The attack has made operations “too difficult” to sustain, forcing the protocol to cease operations. While this means that the company itself is shutting down, the decentralized protocol will continue to run in a scaled-down version, which is a clear indication of a change of focus from expansion to survival.

The decision arrives as the platform’s total value locked (TVL), a key indicator of funds secured within a DeFi protocol, is experiencing a substantial downturn. Balancer’s TVL has plummeted by nearly 95 percent, from a peak of $3.5 billion in 2021 to its current low of $157 million.

The decline is a result of the effect of the exploit and the changing dynamics in the decentralized finance space, where it is getting difficult to sustain the momentum.

Balancer’s restructuring plan 

In order to achieve a stable ecosystem, a comprehensive restructuring program has been implemented by the protocol, which will ensure a smooth winding down of operations. 

One of the key steps in achieving this goal has been to halt the emission of the BAL token. The token was earlier used to compensate users for providing liquidity. 

The project has also chosen to terminate its veBAL governance program. The DAO will also retain all the fees that the protocol collects in the community treasury, giving an upper hand to the users. 

Balancer aims to fortify the protocol’s financial standing and give the community a say in how those resources are allocated.

Balancer to operate with a smaller team 

Operationally, the project will proceed with a much smaller team. Key personnel will transition to a new entity known as Balancer OpCo, which will be responsible for maintaining core infrastructure instead of pursuing growth. 

The product strategy will also become much more focused, with a narrow set of key liquidity pools being supported while continuing to explore opportunities beyond traditional Ethereum-based networks. 
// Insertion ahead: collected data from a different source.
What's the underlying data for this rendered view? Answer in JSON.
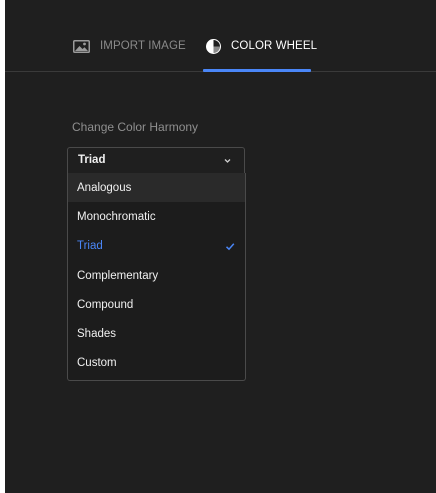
{
  "tabs": {
    "import": {
      "label": "IMPORT IMAGE",
      "icon": "image-icon"
    },
    "color_wheel": {
      "label": "COLOR WHEEL",
      "icon": "color-wheel-icon"
    }
  },
  "harmony": {
    "label": "Change Color Harmony",
    "selected": "Triad",
    "options": [
      "Analogous",
      "Monochromatic",
      "Triad",
      "Complementary",
      "Compound",
      "Shades",
      "Custom"
    ]
  },
  "colors": {
    "accent": "#4a86f7",
    "background": "#1f1f1f",
    "text": "#f0f0f0"
  }
}
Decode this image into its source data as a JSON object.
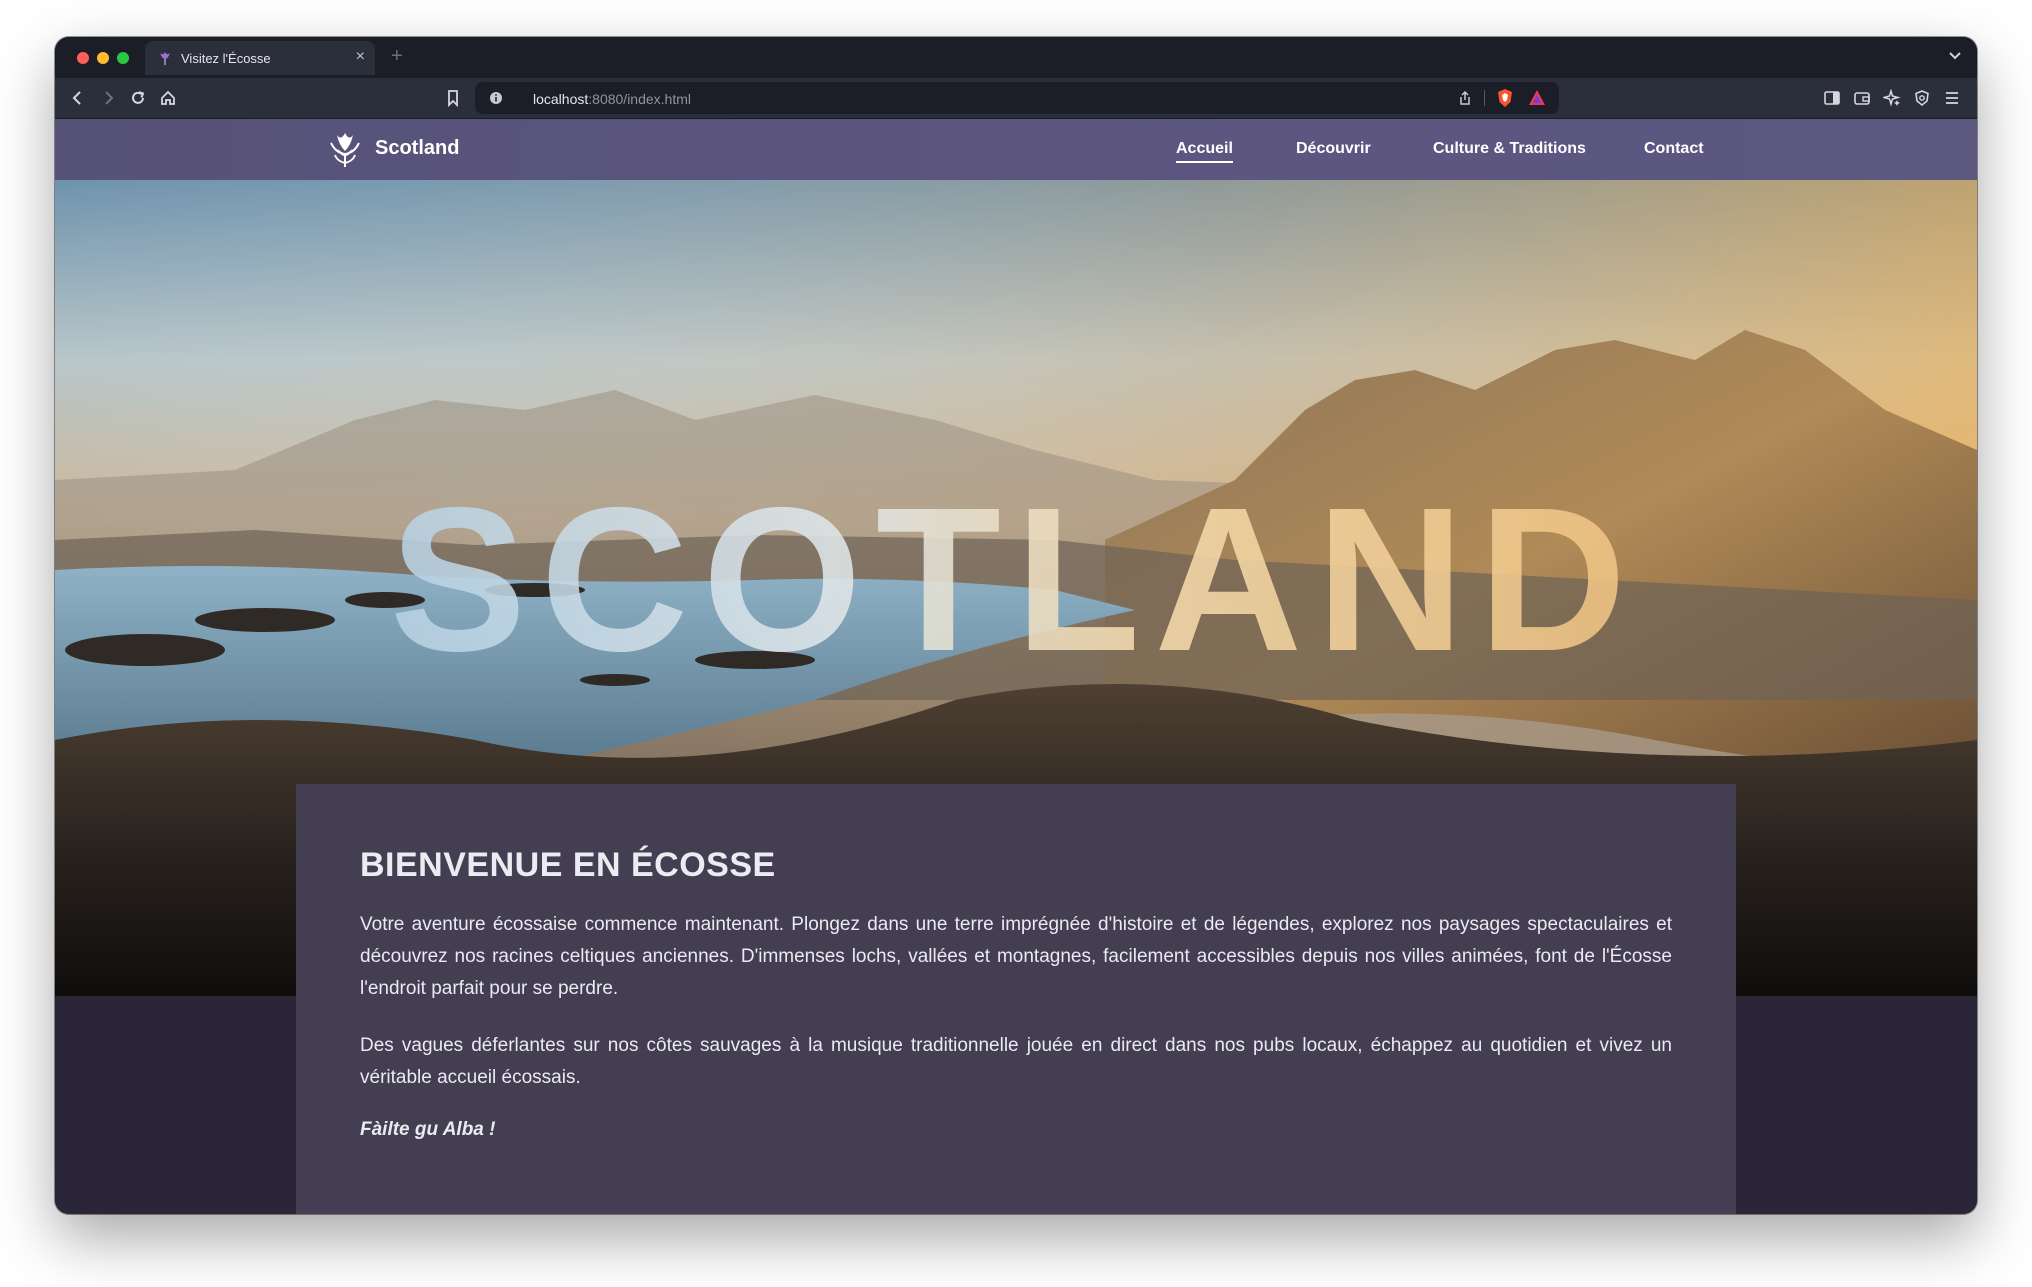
{
  "browser": {
    "tab_title": "Visitez l'Écosse",
    "tab_close": "×",
    "new_tab": "+",
    "url_host": "localhost",
    "url_path": ":8080/index.html",
    "icons": [
      "back-icon",
      "forward-icon",
      "reload-icon",
      "home-icon",
      "bookmark-icon",
      "site-info-icon",
      "share-icon",
      "brave-shield-icon",
      "brave-rewards-icon",
      "sidebar-icon",
      "wallet-icon",
      "leo-ai-icon",
      "vpn-icon",
      "menu-icon",
      "tab-list-icon"
    ]
  },
  "navbar": {
    "brand": "Scotland",
    "links": [
      "Accueil",
      "Découvrir",
      "Culture & Traditions",
      "Contact"
    ],
    "active_link": "Accueil",
    "background_color": "#5a5480"
  },
  "hero": {
    "overlay_text": "SCOTLAND"
  },
  "content": {
    "title": "BIENVENUE EN ÉCOSSE",
    "paragraphs": [
      "Votre aventure écossaise commence maintenant. Plongez dans une terre imprégnée d'histoire et de légendes, explorez nos paysages spectaculaires et découvrez nos racines celtiques anciennes. D'immenses lochs, vallées et montagnes, facilement accessibles depuis nos villes animées, font de l'Écosse l'endroit parfait pour se perdre.",
      "Des vagues déferlantes sur nos côtes sauvages à la musique traditionnelle jouée en direct dans nos pubs locaux, échappez au quotidien et vivez un véritable accueil écossais."
    ],
    "greeting": "Fàilte gu Alba !",
    "card_color": "#433e51",
    "page_color": "#2a2638"
  }
}
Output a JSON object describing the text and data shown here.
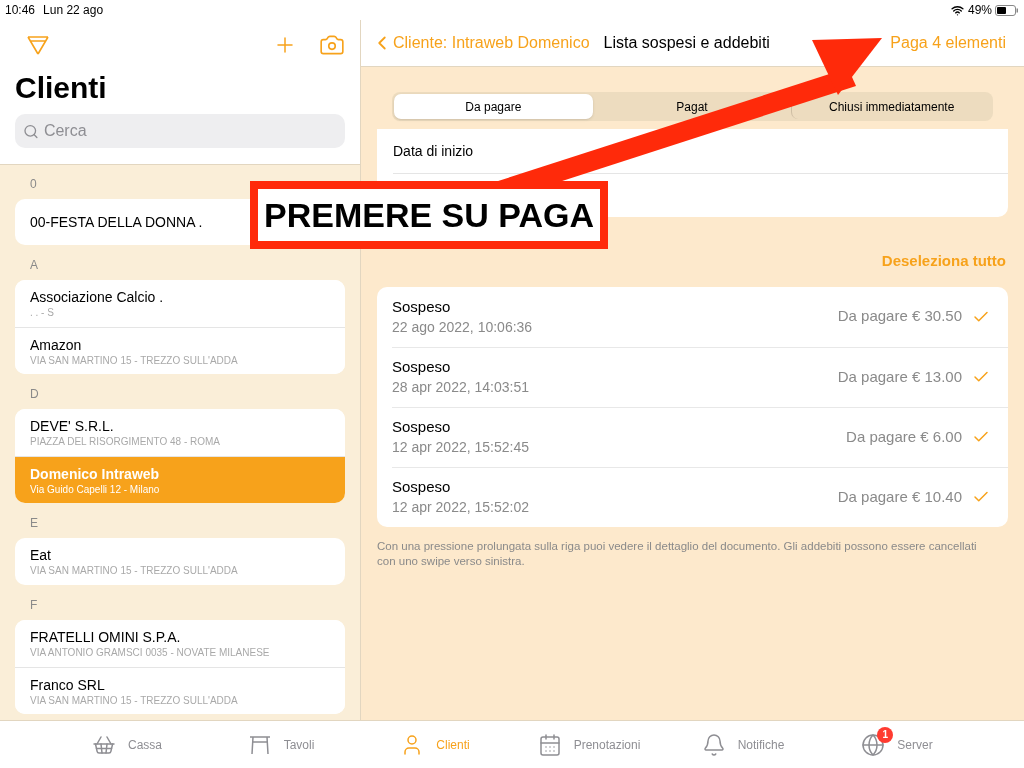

At the same time, the project plans to implement a buyback program for its BAL token. This program is intended to provide a level of exit for tokenholders that may not be comfortable with the new direction of the protocol. 

Overall, the shutting down of Balancer Labs is intended to serve as a reminder of the extent to which a single major security issue can impact the world of decentralized finance. In a situation where a project is technically functioning within standard operational parameters, significant financial pressures can result in a far more severe deterioration of operations than expected.